Go Back
A delicious plate of Blueberry Cheesecake Swirl Cookie

Blueberry Cheesecake Swirl Cookie

Delicious cookies with a swirl of blueberry and cheesecake filling, perfect for any dessert lover.
Prep Time 30 minutes
Cook Time 15 minutes
Cooling Time 5 minutes
Total Time 1 hour
Servings: 12 cookies
Course: Dessert
Cuisine: American
Calories: 150

Ingredients
  

For the Cookie Dough
  • 113 g unsalted butter softened
  • 100 g granulated sugar
  • 50 g light brown sugar packed
  • 1 large egg
  • 1 tsp vanilla extract
  • 156 g all-purpose flour
  • 0.5 cucchiaino baking soda
  • 0.25 cucchiaino salt
For the Cheesecake Filling
  • 113 g cream cheese softened
  • 50 g granulated sugar
  • 0.5 tsp vanilla extract
For the Blueberry Swirl
  • 75 g fresh or frozen blueberries
  • 25 g granulated sugar
  • 1 tsp cornstarch
  • 15 ml water

Equipment

  • Small Saucepan
  • Baking Sheet
  • Parchment Paper

Method
 

  1. In a small saucepan, combine blueberries, sugar, cornstarch, and water. Cook over medium heat, stirring occasionally, until thickened (about 5 minutes). Mash slightly and let cool completely.
  2. In a bowl, beat cream cheese, sugar, and vanilla until smooth. Set aside.
  3. Cream the butter, granulated sugar, and brown sugar until light and fluffy. Add egg and vanilla; mix well.
  4. In a separate bowl, whisk flour, baking soda, and salt. Add dry ingredients to wet, mixing until a soft dough forms.
  5. Preheat oven to 350°F (175°C). Line baking sheet with parchment paper.
  6. Scoop dough into 2-tablespoon portions and place on the tray, 2 inches apart.
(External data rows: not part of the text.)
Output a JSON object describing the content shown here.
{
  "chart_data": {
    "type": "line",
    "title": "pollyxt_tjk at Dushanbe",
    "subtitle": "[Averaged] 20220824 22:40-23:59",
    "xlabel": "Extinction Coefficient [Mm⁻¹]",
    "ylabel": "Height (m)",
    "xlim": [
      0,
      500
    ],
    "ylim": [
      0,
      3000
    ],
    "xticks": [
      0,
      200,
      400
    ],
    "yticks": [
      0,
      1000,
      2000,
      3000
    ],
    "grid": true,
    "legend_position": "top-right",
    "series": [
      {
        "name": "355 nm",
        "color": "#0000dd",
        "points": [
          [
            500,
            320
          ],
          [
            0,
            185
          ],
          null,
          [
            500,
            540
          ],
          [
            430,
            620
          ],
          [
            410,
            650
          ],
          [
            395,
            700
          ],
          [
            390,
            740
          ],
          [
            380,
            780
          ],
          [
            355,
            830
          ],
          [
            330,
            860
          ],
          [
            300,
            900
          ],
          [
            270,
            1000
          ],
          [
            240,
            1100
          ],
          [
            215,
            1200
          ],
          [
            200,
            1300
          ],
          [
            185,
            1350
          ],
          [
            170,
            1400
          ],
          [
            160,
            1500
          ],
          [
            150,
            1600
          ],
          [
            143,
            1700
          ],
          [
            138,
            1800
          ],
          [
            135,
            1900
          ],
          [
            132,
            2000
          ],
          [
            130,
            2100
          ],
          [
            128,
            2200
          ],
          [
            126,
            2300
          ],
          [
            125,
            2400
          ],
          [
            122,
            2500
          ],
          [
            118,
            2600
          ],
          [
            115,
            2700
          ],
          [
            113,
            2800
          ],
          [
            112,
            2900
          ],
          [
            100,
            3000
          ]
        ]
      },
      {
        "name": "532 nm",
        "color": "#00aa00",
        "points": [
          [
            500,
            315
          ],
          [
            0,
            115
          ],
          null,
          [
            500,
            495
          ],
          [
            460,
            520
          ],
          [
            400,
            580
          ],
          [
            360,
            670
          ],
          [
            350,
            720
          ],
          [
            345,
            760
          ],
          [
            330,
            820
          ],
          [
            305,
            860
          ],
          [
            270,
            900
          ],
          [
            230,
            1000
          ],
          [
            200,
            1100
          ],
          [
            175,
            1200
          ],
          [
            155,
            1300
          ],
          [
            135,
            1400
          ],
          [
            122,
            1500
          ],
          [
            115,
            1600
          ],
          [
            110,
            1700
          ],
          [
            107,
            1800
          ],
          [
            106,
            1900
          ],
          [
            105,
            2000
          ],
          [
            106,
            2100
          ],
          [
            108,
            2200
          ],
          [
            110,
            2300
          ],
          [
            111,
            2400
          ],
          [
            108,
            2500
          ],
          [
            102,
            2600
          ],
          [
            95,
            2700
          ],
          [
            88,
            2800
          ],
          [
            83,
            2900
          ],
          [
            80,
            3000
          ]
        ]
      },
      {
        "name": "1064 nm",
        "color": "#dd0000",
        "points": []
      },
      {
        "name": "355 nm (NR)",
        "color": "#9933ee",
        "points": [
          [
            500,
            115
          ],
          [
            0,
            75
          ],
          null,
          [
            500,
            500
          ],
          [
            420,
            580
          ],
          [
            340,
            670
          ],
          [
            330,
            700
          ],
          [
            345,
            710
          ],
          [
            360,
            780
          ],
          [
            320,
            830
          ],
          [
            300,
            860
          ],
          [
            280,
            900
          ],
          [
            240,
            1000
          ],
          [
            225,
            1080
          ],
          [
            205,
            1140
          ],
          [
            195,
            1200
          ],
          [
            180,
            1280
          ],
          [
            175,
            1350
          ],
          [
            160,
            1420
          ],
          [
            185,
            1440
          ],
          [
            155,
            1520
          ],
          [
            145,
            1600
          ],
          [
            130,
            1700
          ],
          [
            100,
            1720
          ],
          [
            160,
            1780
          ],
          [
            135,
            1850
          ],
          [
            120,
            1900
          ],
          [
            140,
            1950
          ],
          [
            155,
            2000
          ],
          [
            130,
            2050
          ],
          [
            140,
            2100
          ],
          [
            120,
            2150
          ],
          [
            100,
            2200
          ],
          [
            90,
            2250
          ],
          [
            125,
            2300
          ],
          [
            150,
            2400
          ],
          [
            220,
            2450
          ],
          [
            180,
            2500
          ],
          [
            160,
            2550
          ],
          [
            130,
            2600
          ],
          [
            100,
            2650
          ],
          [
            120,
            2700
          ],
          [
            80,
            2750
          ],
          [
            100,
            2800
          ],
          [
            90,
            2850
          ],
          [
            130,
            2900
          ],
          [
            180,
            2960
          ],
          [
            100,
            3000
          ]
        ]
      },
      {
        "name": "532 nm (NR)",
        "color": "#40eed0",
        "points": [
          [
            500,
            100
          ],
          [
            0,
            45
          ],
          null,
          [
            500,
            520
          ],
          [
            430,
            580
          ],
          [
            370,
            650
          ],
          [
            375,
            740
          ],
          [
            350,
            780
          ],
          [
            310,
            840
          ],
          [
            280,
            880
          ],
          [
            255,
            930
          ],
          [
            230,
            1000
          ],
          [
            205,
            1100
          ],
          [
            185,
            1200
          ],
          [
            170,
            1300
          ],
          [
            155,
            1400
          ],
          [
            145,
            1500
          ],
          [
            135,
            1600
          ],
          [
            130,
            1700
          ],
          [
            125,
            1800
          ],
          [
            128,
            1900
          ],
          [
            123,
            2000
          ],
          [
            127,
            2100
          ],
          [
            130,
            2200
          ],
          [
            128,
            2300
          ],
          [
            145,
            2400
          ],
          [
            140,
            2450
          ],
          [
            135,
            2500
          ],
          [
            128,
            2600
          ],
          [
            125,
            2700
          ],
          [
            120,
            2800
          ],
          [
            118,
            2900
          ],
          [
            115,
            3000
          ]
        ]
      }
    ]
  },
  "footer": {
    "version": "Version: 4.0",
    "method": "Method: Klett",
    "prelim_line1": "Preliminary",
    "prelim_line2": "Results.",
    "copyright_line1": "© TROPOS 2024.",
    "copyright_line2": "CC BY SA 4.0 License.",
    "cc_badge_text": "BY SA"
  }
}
Use your thumb or the back of a spoon to make a small indentation in each cookie.
  7. Spoon a small amount of cheesecake filling into each indentation. Top with a small spoonful of blueberry swirl and gently swirl the two with a toothpick or knife.
  8. Bake for 12–15 minutes, or until the edges are set and the centers are slightly soft. Cool on the tray for 5 minutes before transferring to a wire rack.

Notes

These cookies are best enjoyed fresh but can be stored in an airtight container for up to 3 days. Feel free to substitute other berries for the swirl if desired.